Alignment of the homologous regions including Helix 2347 of rrnL in all sequenced lepidopteran mitochondrial genomes Sequences were downloaded from GenBank, and the accession numbers are as in Table 1

The secondary structure of rrnS contains 29 helices present in Manduca sexta [23] and A. mellifera [16], belonging to three domains (Fig. 3). The structures of Helix H47, H673, H1047, H1241 and H1303 are different from those in M. sexta. H47 has a small loop in G. molesta compared to that in M. sexta. This region was variable within species [16, 23, 24], and has been used to predict the phylogenetic relationships among subfamilies of Braconidae (Insecta: Hymenoptera) combined with H39 and H367 [9]. H673 in G. molesta was more similar to that in some species of Hymenoptera [20, 24] and Diptera [15] than in species of Lepidoptera [23, 27]. The region of H673 is long, which could yields multiple possible secondary structures. The presently predicted structures of rRNA are mainly based on sequence comparison and mathematical methods, so it is not clear which structures are utilized in situ. The region composed of H1047, H1068, H1074 and H1113 in G. molesta was different in length especially in loop regions from that in M. sexta, indicating it is another variable region in rrnS within species [16, 23].

Fig. 3
figure 3

Predicted rrnS secondary structure in Grapholita molesta mitochondrial genome. Tertiary interactions and base triples are shown connected by continuous lines. A 5′ half of rrnL; B 3′ half of rrnL. Base-pairing is indicated as follows: Watson–Crick pairs by lines, wobble GU pairs by dots and other noncanonical pairs by circles

tRNA structure

All of the 22 typical animal tRNA genes were present in G. molesta mitochondrial genome, ranging from 65 to 71 bp. All tRNA genes have a typical cloverleaf structure except for trnS2 (Fig. S2). The D-stem pairings in the DHU arm are absent in trnS2, which has also been reported in other insects [24], and is common in Coleoptera [28]. The structure of trnS2 could not be identified and folded using conventional tRNA search methods such as tRNAscan-SE. We found the location of trnS2 by comparisons with those identified in other insects and then determined the exact boundaries according to the secondary structure folded manually. The anticodons for all tRNA genes are identical to their counterparts in most other published insect mitochondrial genomes.
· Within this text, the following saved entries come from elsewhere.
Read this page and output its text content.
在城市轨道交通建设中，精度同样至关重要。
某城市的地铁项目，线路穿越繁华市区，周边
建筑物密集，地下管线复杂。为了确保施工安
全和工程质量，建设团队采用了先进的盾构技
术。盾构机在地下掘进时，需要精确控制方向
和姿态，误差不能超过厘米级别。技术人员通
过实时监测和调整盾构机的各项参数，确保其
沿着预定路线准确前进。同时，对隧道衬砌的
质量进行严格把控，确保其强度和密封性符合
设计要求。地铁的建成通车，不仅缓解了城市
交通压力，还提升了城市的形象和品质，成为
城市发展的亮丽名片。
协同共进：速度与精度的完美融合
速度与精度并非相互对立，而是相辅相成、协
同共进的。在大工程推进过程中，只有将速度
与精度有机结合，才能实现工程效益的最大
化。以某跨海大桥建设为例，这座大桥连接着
In mitochondrial tRNA genes, noncanonical pairs were common in secondary structures. There are 16 wobble G–U pairs and four U–U pairs present in tRNA secondary structures in G. molesta.

Non-coding region

There are 14 non-coding regions ranging from 1 to 62 bp except for the A + T-rich region in G. molesta mitochondrial genome. A 62 bp intergenic sequence is present between trnQ and nad2, from where trnM was translocated to the upstream of trnI. In all other sequenced lepidopteran mitochondrial genomes, the same trnM rearrangement event occurred with a similar intergenic sequence ranging from 47 to 87 bp left in this region (Table 1). Additionally, the length of this intergenic sequence covers that of typical tRNA genes, thus, we presume that this region might be a remnant of trnM gene and its boundary sequences after the duplication of trnM to the upstream of trnI.

Table 1 The intergenic sequences between trnQ and nad2 in all presently sequenced lepidopteran mitochondrial genomes

Intergenic spacer region between trnS1 and nad1 may correspond to the binding site of mtTERM, a transcription attenuation factor [29], which was evidenced by a 7 bp motif (ATACTAA) conserved across Lepidoptera [23], 5 bp (TACTA) motif conserved across Coleoptera [28] and a 6 bp conserved motif (THACWW) in Hymenoptera [24]. The ATACTA motif is also present in G. molesta mitochondrial genome between trnS1 and nad1.

The longest intergenic region in G. molesta is the A + T-rich region, between rrnS and trnM. The length of A + T-rich region is 836 bp, and the A + T content is 95.9%. This region usually contains replication origins in both vertebrates and invertebrates [7, 30]. The sequence of “TTATTATTATTATTAAATA(G)TTT” was repeated six times in the A + T-rich region in G. molesta. However, the set of elements that may function in the initiation of genome replication could not be identified [7].